Scoppia la guerra, Joe decide di arruolarsi per combattere i nazisti che gli hanno ammazzato il fratello (e i cagnolini e i coniglietti, non scordiamoci i cagnolini e i coniglietti!). Segue subplot #375782. È noioso e non ho voglia di addentrarmici. La guerra poi finisce e viene fuori che Rosa era incinta di Joe, ma poi Joe è partito per andare a combattere i Big Bad Nazi e lei è rimasta con le pive nel sacco. Ovviamente non si abortisce perché l’aborto è peccato anche se tecnicamente il Talmud dice che un feto non è una persona fino al momento del parto. E allora qual è l’unica cosa sensata da fare? Sposare il cugino nongay e mettere su famiglia, crescere il figlio mentendogli sul padre e sperare per il meglio. Poi Joe si fa vivo, a Rosa non sembra importare poi molto di essere stata impregnata e abbandonata come una vacca da monta e Sam è felice perché a) il suo socio è tornato, b) ora che c’è un altro personaggio eterosessuale nella vita di Rosa alla trama non serve più che lui rinneghi la sua identità sessuale e può tornare a essere gay!

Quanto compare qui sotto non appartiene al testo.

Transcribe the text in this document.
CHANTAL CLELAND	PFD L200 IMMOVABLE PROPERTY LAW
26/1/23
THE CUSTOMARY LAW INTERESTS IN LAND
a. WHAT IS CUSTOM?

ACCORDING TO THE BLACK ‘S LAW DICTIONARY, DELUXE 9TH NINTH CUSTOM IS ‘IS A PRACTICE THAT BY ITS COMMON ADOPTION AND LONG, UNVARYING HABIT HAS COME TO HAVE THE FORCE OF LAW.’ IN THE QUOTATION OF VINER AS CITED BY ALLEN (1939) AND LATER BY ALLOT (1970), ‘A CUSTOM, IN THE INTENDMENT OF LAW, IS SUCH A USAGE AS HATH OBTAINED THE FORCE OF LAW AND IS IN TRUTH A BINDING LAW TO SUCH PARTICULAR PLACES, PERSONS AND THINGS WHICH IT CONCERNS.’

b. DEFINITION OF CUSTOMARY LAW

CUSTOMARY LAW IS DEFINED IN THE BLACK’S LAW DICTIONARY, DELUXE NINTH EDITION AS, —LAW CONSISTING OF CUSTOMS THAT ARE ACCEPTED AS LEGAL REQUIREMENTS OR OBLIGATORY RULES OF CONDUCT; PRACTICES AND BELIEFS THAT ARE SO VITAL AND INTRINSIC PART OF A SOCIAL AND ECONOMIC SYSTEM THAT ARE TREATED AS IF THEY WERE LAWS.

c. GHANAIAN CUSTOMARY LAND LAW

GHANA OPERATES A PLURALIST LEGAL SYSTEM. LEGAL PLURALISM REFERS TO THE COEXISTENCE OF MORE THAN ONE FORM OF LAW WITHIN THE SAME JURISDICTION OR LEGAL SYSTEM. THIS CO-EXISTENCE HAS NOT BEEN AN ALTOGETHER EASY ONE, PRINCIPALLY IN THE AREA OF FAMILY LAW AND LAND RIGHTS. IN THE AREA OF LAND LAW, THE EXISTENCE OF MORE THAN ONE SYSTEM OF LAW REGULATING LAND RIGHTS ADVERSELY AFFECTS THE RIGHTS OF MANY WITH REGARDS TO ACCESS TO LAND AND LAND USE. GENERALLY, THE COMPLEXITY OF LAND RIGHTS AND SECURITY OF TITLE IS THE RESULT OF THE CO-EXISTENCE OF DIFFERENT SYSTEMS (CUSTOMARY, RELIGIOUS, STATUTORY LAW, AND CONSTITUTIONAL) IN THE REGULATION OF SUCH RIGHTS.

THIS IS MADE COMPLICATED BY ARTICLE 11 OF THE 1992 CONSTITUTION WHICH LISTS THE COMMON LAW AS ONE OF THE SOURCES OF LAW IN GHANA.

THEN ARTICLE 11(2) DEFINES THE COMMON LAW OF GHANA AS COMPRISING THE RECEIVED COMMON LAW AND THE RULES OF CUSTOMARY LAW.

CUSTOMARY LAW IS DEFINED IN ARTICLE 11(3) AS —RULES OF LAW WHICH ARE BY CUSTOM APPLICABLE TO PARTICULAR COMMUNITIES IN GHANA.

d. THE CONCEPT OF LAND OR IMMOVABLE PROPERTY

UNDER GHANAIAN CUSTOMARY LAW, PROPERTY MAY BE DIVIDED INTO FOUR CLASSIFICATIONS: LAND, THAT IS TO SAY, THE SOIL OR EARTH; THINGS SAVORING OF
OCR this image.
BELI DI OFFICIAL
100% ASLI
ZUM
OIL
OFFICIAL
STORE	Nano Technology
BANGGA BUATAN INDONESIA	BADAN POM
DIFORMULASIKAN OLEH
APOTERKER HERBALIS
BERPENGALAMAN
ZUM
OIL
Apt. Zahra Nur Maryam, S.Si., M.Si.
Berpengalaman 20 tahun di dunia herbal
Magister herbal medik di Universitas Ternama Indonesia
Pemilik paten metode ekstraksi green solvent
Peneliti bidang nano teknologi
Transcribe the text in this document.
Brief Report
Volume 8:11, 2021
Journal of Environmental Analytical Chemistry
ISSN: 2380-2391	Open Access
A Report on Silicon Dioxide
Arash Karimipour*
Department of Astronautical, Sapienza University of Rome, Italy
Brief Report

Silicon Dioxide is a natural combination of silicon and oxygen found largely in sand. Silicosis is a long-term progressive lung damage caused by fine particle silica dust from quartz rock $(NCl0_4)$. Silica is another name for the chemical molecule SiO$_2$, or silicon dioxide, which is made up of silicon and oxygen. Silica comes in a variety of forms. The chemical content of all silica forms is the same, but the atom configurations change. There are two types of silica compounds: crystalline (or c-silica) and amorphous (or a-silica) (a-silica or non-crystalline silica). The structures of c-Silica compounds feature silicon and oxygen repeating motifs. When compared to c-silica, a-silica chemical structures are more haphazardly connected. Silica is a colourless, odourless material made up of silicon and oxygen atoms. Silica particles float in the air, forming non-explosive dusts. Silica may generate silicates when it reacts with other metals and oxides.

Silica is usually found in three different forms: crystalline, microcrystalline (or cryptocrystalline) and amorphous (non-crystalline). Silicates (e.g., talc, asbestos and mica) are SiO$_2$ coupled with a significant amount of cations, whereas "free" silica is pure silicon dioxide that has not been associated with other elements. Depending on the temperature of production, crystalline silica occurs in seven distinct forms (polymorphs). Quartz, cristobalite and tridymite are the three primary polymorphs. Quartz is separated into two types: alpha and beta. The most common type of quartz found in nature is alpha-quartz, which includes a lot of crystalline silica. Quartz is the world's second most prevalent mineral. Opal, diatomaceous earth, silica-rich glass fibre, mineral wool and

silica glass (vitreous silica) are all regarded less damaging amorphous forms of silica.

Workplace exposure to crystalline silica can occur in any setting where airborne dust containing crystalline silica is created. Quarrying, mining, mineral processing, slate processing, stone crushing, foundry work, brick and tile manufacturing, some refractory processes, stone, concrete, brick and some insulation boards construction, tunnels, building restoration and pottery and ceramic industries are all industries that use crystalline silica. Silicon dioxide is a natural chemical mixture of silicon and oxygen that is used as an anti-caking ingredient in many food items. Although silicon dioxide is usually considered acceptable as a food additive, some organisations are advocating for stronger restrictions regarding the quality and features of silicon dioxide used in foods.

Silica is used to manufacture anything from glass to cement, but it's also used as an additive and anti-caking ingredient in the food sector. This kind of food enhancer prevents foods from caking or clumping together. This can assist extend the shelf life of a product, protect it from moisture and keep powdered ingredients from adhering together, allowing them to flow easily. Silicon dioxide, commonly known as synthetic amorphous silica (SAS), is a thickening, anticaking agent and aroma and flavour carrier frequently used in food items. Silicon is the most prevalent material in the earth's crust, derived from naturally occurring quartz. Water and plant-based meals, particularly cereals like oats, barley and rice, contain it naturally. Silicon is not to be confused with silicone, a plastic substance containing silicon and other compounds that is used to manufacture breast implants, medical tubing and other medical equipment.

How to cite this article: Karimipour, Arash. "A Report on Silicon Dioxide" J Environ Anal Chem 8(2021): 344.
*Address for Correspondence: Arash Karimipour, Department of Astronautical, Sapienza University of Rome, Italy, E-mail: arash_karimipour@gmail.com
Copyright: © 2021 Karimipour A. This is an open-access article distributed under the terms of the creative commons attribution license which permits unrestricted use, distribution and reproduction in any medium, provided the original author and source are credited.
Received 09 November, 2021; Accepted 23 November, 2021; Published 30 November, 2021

E, bon, il libro finisce. Blandamente come era iniziato.
C’è chi ha amato questo romanzo. La motivazione che ho letto più di frequente è “se sei uno che ama i fumetti, questo è il romanzo che fa per te”.
Ora, io non sono affatto un affezionato dei comics, ma sono tutte stronzate. Kavalier & Clay non è affatto un romanzo che rende omaggio al mondo dei fumetti. Il picco di autoindulgenza in tal senso è il momento in cui Sam stesso denigra il fumetto – lo ricordo: la sua grande passione – come forma letteraria perché, sostiene, “è un genere inferiore”. E, in ogni caso, se questo è veramente un romanzo che parla di una passione, perché allora Joe e Sam riescono a pubblicare l’Escapista e a raggiungere il successo in un lasso di tempo addirittura inferiore ai flashback dei primi capitoli? Che storia di passione è se il successo è lì a portata di mano? Dov’è il conflitto?
Che cosa ne penso
Sapete che vi dico, cari miei? Questo non è un omaggio ai fumetti. Infatti, ora che ci penso, è più simile a un altro genere narrativo che ha avuto grande successo quasi contemporaneamente alla golden age dei fumetti e che ha retto bene fino agli anni Ottanta-Novanta.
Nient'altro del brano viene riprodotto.